Cinema com Rapadura

OPINIÃO   terça-feira, 18 de outubro de 2016

O Shaolin do Sertão (2016): um obra apaixonada, porém irregular

Após "Cine Holliúdy", Halder Gomes volta a apostar no humor típico cearense e consegue um relativo acerto, muito por conta do carisma e talento de seu ator principal.

Halder Gomes é um apaixonado pela sétima arte. Se “Cine Holliúdy” já mostrava isso, este “O Shaolin do Sertão” é a prova definitiva. Após o sucesso comercial de seu longa anterior, Halder conseguiu um orçamento mais polpudo para esta sua nova parceria com Edmilson Filho na telona, algo que se reflete na telona, sendo esta uma produção bem mais caprichada, especialmente na fotografia e na direção de arte.

[CRÍTICA] Cine Holliúdy (2012): Halder Gomes presta homenagem aos cinemas do Ceará

Também não se perdeu o carinho nostálgico do cineasta para com o interior do Ceará. Escrita por L.G. Bayão, a trama se passa em Quixadá nos anos 1980, começo do declínio dos programas de vale tudo e época em que os filmes de Kung Fu chineses realmente estavam em alta no Brasil, sobretudo pela emergência do home-video.

Neste cenário, conhecemos Aloísio (Edmilson Filho), um padeiro que sonha em ser um lutador de artes marciais e em conquistar a bela Anésia Shirley (Bruna Hamu), filha de seu patrão (Dedé Santana). O problema é que a moça está prometida para o arrogante Armandinho (Marcos Veras) e Aloísio é tido como motivo de piada na cidade por seu amor às artes marciais shaolins. Quando um conhecido lutador anuncia que desafiará alguém na cidade, Aloísio logo se prontifica para a luta, indo treinar com um estranho mestre “chinês” (Falcão).

Se em “Cine Holliúdy” a fonte mais óbvia de inspiração de Halder Gomes e sua trupe era “Cinema Paradiso”, aqui, além da homenagem clara aos filmes de kung-fu setentistas (incluindo uma fotografia que, em momentos, remete a outra obra recente que bebe desta fonte, o cultuado “Kung Fury“), aqui também temos uma bela menção a “Rocky – Um Lutador”, especialmente no arco do próprio protagonista – rapaz desacreditado se prepara com um mestre de em uma luta impossível contra um oponente quase invencível enquanto busca seu verdadeiro amor.

O grande forte do filme está realmente no carisma do seu elenco e na química de Edimilson Filho com quase todos em cena, algo que consegue superar até mesmo a falta de traquejo de alguns atores com a câmera.

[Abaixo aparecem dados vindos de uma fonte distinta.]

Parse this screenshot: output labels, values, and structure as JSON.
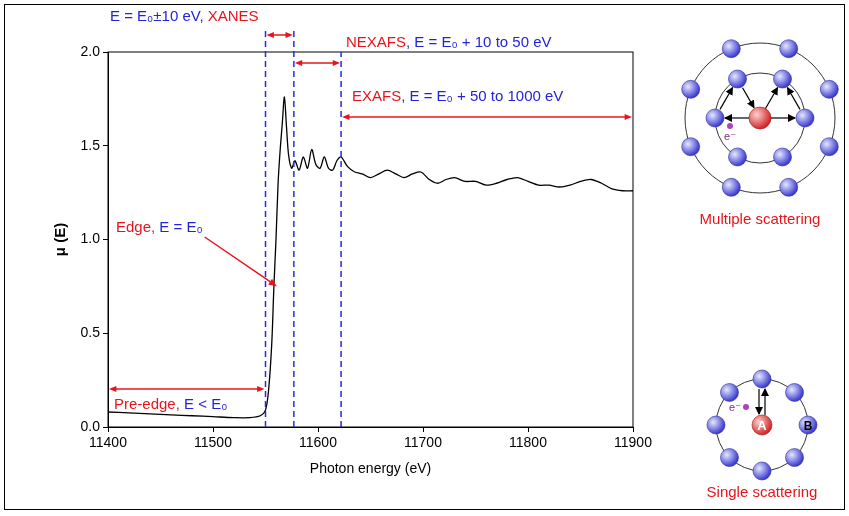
{
  "chart_data": {
    "type": "line",
    "x_label": "Photon energy (eV)",
    "y_label": "μ (E)",
    "color": "#000000",
    "x": [
      11400,
      11420,
      11440,
      11460,
      11480,
      11500,
      11520,
      11535,
      11545,
      11550,
      11553,
      11556,
      11558,
      11560,
      11562,
      11564,
      11566,
      11568,
      11570,
      11572,
      11575,
      11578,
      11582,
      11586,
      11590,
      11594,
      11598,
      11602,
      11606,
      11610,
      11614,
      11618,
      11622,
      11628,
      11635,
      11642,
      11650,
      11658,
      11666,
      11674,
      11682,
      11690,
      11698,
      11706,
      11714,
      11722,
      11730,
      11740,
      11750,
      11760,
      11770,
      11780,
      11790,
      11800,
      11810,
      11820,
      11830,
      11840,
      11850,
      11860,
      11870,
      11880,
      11890,
      11900
    ],
    "values": [
      0.08,
      0.075,
      0.07,
      0.065,
      0.06,
      0.055,
      0.05,
      0.05,
      0.06,
      0.09,
      0.2,
      0.45,
      0.75,
      1.0,
      1.3,
      1.48,
      1.62,
      1.76,
      1.6,
      1.45,
      1.38,
      1.42,
      1.37,
      1.44,
      1.38,
      1.48,
      1.4,
      1.38,
      1.44,
      1.38,
      1.37,
      1.42,
      1.44,
      1.39,
      1.36,
      1.35,
      1.33,
      1.35,
      1.37,
      1.35,
      1.33,
      1.35,
      1.36,
      1.32,
      1.3,
      1.32,
      1.33,
      1.31,
      1.31,
      1.29,
      1.3,
      1.32,
      1.33,
      1.31,
      1.29,
      1.29,
      1.28,
      1.29,
      1.31,
      1.32,
      1.3,
      1.27,
      1.26,
      1.26
    ],
    "xlim": [
      11400,
      11900
    ],
    "xticks": [
      11400,
      11500,
      11600,
      11700,
      11800,
      11900
    ],
    "ylim": [
      0,
      2
    ],
    "yticks": [
      {
        "value": 0,
        "label": "0.0"
      },
      0.5,
      {
        "value": 1,
        "label": "1.0"
      },
      1.5,
      {
        "value": 2,
        "label": "2.0"
      }
    ],
    "grid": false,
    "vlines": {
      "x": [
        11550,
        11577,
        11622
      ],
      "color": "#2a2ae8",
      "line_style": "dashed"
    },
    "annotations": [
      {
        "parts": [
          {
            "text": "E = E₀±10 eV, ",
            "color": "#2323d8"
          },
          {
            "text": "XANES",
            "color": "#e8141c"
          }
        ],
        "x_range": [
          11550,
          11577
        ],
        "color": "#e8141c"
      },
      {
        "parts": [
          {
            "text": "NEXAFS",
            "color": "#e8141c"
          },
          {
            "text": ", E = E₀ + 10 to 50 eV",
            "color": "#2323d8"
          }
        ],
        "x_range": [
          11577,
          11622
        ],
        "color": "#e8141c"
      },
      {
        "parts": [
          {
            "text": "EXAFS",
            "color": "#e8141c"
          },
          {
            "text": ", E = E₀ + 50 to 1000 eV",
            "color": "#2323d8"
          }
        ],
        "x_range": [
          11622,
          11900
        ],
        "color": "#e8141c"
      },
      {
        "parts": [
          {
            "text": "Edge, ",
            "color": "#e8141c"
          },
          {
            "text": "E = E₀",
            "color": "#2323d8"
          }
        ],
        "points_to": {
          "x": 11558,
          "y": 0.75
        },
        "color": "#e8141c"
      },
      {
        "parts": [
          {
            "text": "Pre-edge, ",
            "color": "#e8141c"
          },
          {
            "text": "E < E₀",
            "color": "#2323d8"
          }
        ],
        "x_range": [
          11400,
          11550
        ],
        "color": "#e8141c"
      }
    ]
  },
  "diagrams": [
    {
      "caption": "Multiple scattering",
      "caption_color": "#e8141c",
      "electron": "e⁻"
    },
    {
      "caption": "Single scattering",
      "caption_color": "#e8141c",
      "electron": "e⁻",
      "absorber": "A",
      "scatterer": "B"
    }
  ]
}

Não só Edimilson consegue dar graça ao texto, mas seu talento para o humor físico é fora de série, fazendo dele quase uma versão tupiniquim de Jackie Chan.

Marcos Veras encarna de maneira natural não só o papel de rival romântico de Aloísio, mas de cearense. Isso porque a identidade regional do filme é deveras importante para a trama e para as gags, sendo o sotaque parte integral delas, sem contar que daria para fazer um dicionário de gírias alencarinas só com o roteiro do longa. Neste sentido, Dedé Santana, por mais experiente que seja, acaba destoando do resto do elenco justamente por não conseguir interpretar em “cearês” de maneira mais natural.

Infelizmente, por mais apaixonado que seja (ou justamente por conta disso), Halder Gomes também comete alguns erros aqui. Aparentando estar enamorado demais por cada frase filmado, o diretor e seu montador Helgi Thor acabam por não saber quando cortar. Inúmeras cenas acabam por perdurar mais do que deveriam, com as piadas perdendo o timing e se arrastando por muito além do que deveriam ou algumas cenas que passam do ponto de corte ao ponto de ficarem repetitivas. Sem contar que até mesmo as transições de cena se tornam repetitivas pela insistência no uso constante de fades.

Mesmo prejudicado pela montagem ruim, “O Shaolin do Sertão” se destaca por conta de seu elenco carismático que encarna com convicção a galeria exótica de personagens do longa, dirigido, se não com perfeição, mas certamente com paixão por Halder Gomes.